De jovem radialista testemunha da morte de Kliemann a cartola de futebol, não faltam histórias a quem comeu o pão que o diabo amassou

Por Poti Silveira Campos

Aos 67 anos, Valtair Santos mantém uma excelente memória. Relembra partidas ocorridas há cinco décadas, repete escalações, a equipe médica e os bandeirinhas. Se facilitar, aponta até mesmo quem teriam sido os gandulas. Além da capacidade mental para recordar nomes e acontecimentos, foi testemunha e personagem importante da cobertura de futebol no Estado nos últimos cinquenta anos. Profissional de três mídias - jornal, rádio e TV -, ele se diz aposentado, mas, certamente, ainda tem história muito para contar - e não só de futebol.

No dia 31 de agosto de 1963, por exemplo, Valtair tinha 19 anos e era locutor, desde 1960 - ele começou aos 16 anos -, na Rádio Santa Cruz.
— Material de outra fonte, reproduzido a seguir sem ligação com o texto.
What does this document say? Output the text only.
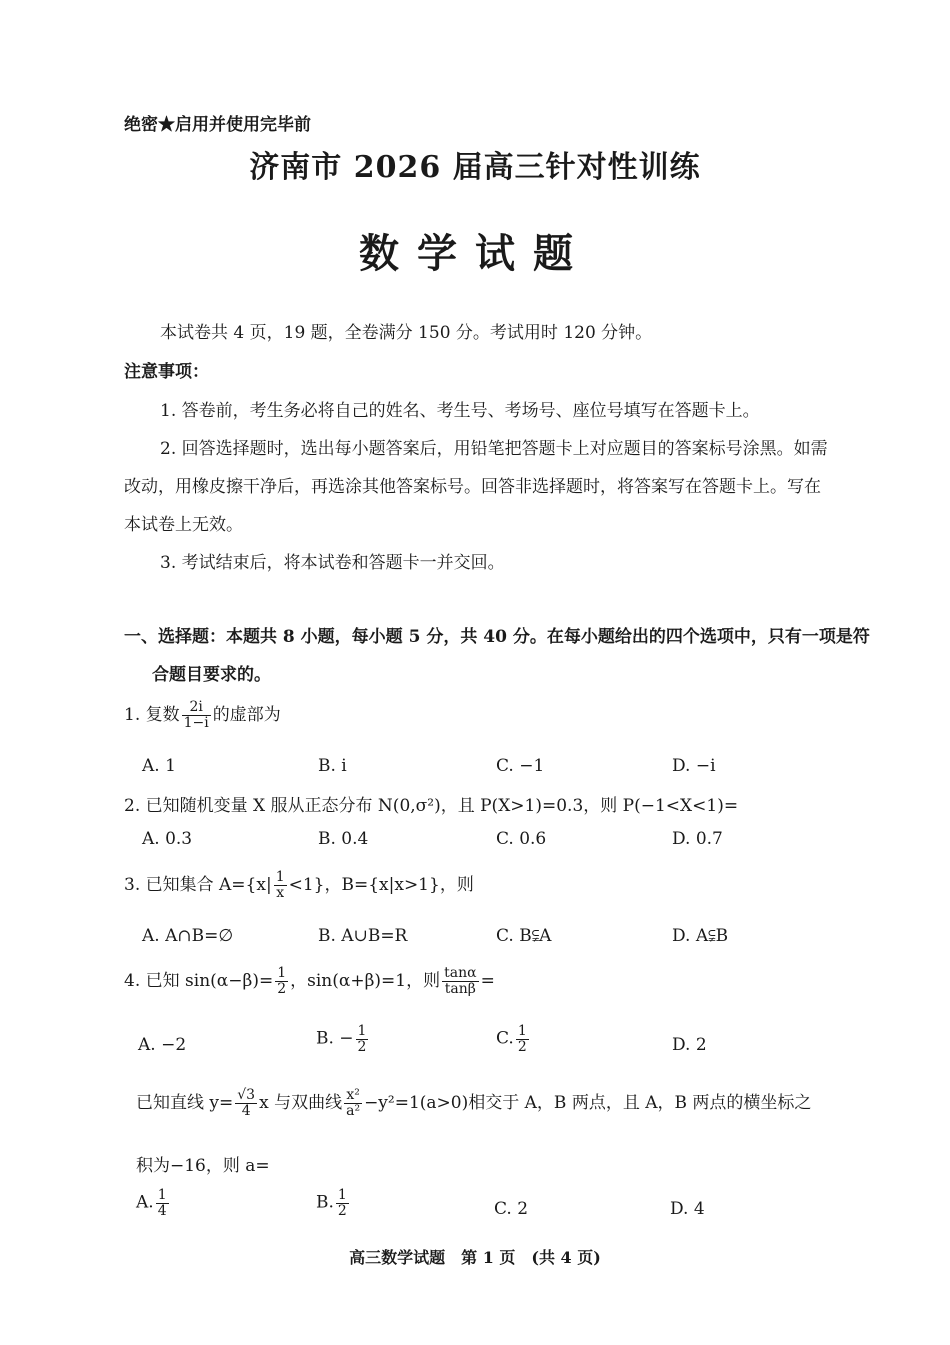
绝密★启用并使用完毕前
济南市 2026 届高三针对性训练
数学试题
本试卷共 4 页，19 题，全卷满分 150 分。考试用时 120 分钟。
注意事项：
1. 答卷前，考生务必将自己的姓名、考生号、考场号、座位号填写在答题卡上。
2. 回答选择题时，选出每小题答案后，用铅笔把答题卡上对应题目的答案标号涂黑。如需
改动，用橡皮擦干净后，再选涂其他答案标号。回答非选择题时，将答案写在答题卡上。写在
本试卷上无效。
3. 考试结束后，将本试卷和答题卡一并交回。
一、选择题：本题共 8 小题，每小题 5 分，共 40 分。在每小题给出的四个选项中，只有一项是符
合题目要求的。
1. 复数 $\frac{2i}{1-i}$ 的虚部为
A. 1	B. i	C. −1	D. −i
2. 已知随机变量 X 服从正态分布 N(0,σ²)，且 P(X>1)=0.3，则 P(−1<X<1)=
A. 0.3	B. 0.4	C. 0.6	D. 0.7
3. 已知集合 $A=\{x| \frac{1}{x} <1\}$，B={x|x>1}，则
A. A∩B=∅	B. A∪B=R	C. B⫋A	D. A⫋B
4. 已知 $\sin(\alpha-\beta)= \frac{1}{2}$ ，sin(α+β)=1，则 $\frac{\tan\alpha}{\tan\beta}$ =
A. −2	B. − $\frac{1}{2}$	C. $\frac{1}{2}$	D. 2
已知直线 $y= \frac{√3}{4}$ x 与双曲线 $\frac{\text{x²}}{\text{a²}} -y^2=1(a>0)$相交于 A，B 两点，且 A，B 两点的横坐标之
积为−16，则 a=
A. $\frac{1}{4}$	B. $\frac{1}{2}$	C. 2	D. 4
高三数学试题　第 1 页　(共 4 页)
Naquela tarde, chegou ao estúdio da emissora sem imaginar que assistiria a um dos mais rumorosos crimes já ocorridos no Estado - o assassinato do deputado estadual Euclydes Kliemann (PSD). O político, que ainda vivia a dor da morte da mulher - a bela Margit também havia sido assassinada, pouco mais de 14 meses antes, no dia 20 de junho de 1962 -, levou um tiro de calibre 38 no peito. O autor do disparo foi o vereador Floriano Peixoto Karan Menezes (PTB), o Marechal. No microfone da Rádio Santa Cruz, o trabalhista discursava palavras ofensivas a Kliemann, que invadiu o estúdio, mão esquerda erguida - como quem diz "pare" - e proferindo as últimas palavras - "Essa não". Marechal levantou da cadeira, sacou o Smith & Wesson e atingiu o coração do deputado.
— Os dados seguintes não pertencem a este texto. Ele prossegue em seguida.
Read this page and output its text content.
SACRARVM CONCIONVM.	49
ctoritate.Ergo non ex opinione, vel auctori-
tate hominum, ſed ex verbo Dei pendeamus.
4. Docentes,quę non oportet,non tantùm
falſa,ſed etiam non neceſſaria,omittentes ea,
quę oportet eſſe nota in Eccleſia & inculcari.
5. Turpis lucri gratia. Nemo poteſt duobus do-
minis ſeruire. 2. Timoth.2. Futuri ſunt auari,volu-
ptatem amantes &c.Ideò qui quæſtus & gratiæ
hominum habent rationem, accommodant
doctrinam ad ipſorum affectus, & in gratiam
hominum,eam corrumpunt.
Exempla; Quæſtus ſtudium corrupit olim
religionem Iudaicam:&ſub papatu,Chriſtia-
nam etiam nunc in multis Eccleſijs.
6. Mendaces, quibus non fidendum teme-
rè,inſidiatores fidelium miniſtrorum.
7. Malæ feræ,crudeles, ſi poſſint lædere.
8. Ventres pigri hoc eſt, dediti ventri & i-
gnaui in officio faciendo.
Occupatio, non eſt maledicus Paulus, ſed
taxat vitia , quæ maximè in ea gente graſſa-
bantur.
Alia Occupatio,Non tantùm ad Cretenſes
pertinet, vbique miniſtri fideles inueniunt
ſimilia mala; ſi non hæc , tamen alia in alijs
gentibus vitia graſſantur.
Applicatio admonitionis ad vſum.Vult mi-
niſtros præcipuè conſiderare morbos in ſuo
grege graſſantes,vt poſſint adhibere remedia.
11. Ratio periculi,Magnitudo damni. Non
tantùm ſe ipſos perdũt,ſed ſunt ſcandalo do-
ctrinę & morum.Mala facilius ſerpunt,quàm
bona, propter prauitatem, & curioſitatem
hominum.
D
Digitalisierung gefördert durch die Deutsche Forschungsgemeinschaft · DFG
"Euclides Kliemann teria sido governador do Estado", avalia Valtair, que acredita que o crime foi premeditado, ao contrário do que afirmava a defesa do vereador - um ato instintivo de defesa, ao supor que o adversário político pretendia atacá-lo fisicamente. Valtair conversava com Kliemann em outro recinto da rádio quando o parlamentar decidiu invadir o estúdio. "Não tive nem tempo de dizer 'deputado, onde o senhor vai?", relata. Mais tarde, naquele mesmo sábado, a pedido do jornalista Dilamar Machado, morto em 2001, o jovem locutor Valtair, em boletim na Rádio Gaúcha, noticiou ao Rio Grande do Sul o crime que testemunhara.

O pão que o diabo amassou

O trabalho chegou cedo à vida de Valtair. "Sou de família pobre. Comi o pão que o diabo amassou", diz o mais jovem dos cinco filhos do casal José Rodrigues dos Santos e Maria Enedina dos Santos, funcionários de uma fábrica de fumo em Santa Cruz do Sul. José Rodrigues era capataz. "Acima dele, na fábrica, somente os donos." Mais tarde, depois de presenciar e testemunhar sobre ato de violência contra um colega, o pai deixou o emprego e se tornou agricultor. Tempos difíceis para Valtair, que logo partiu em busca de emprego. A Rádio Santa Cruz foi a primeira oportunidade.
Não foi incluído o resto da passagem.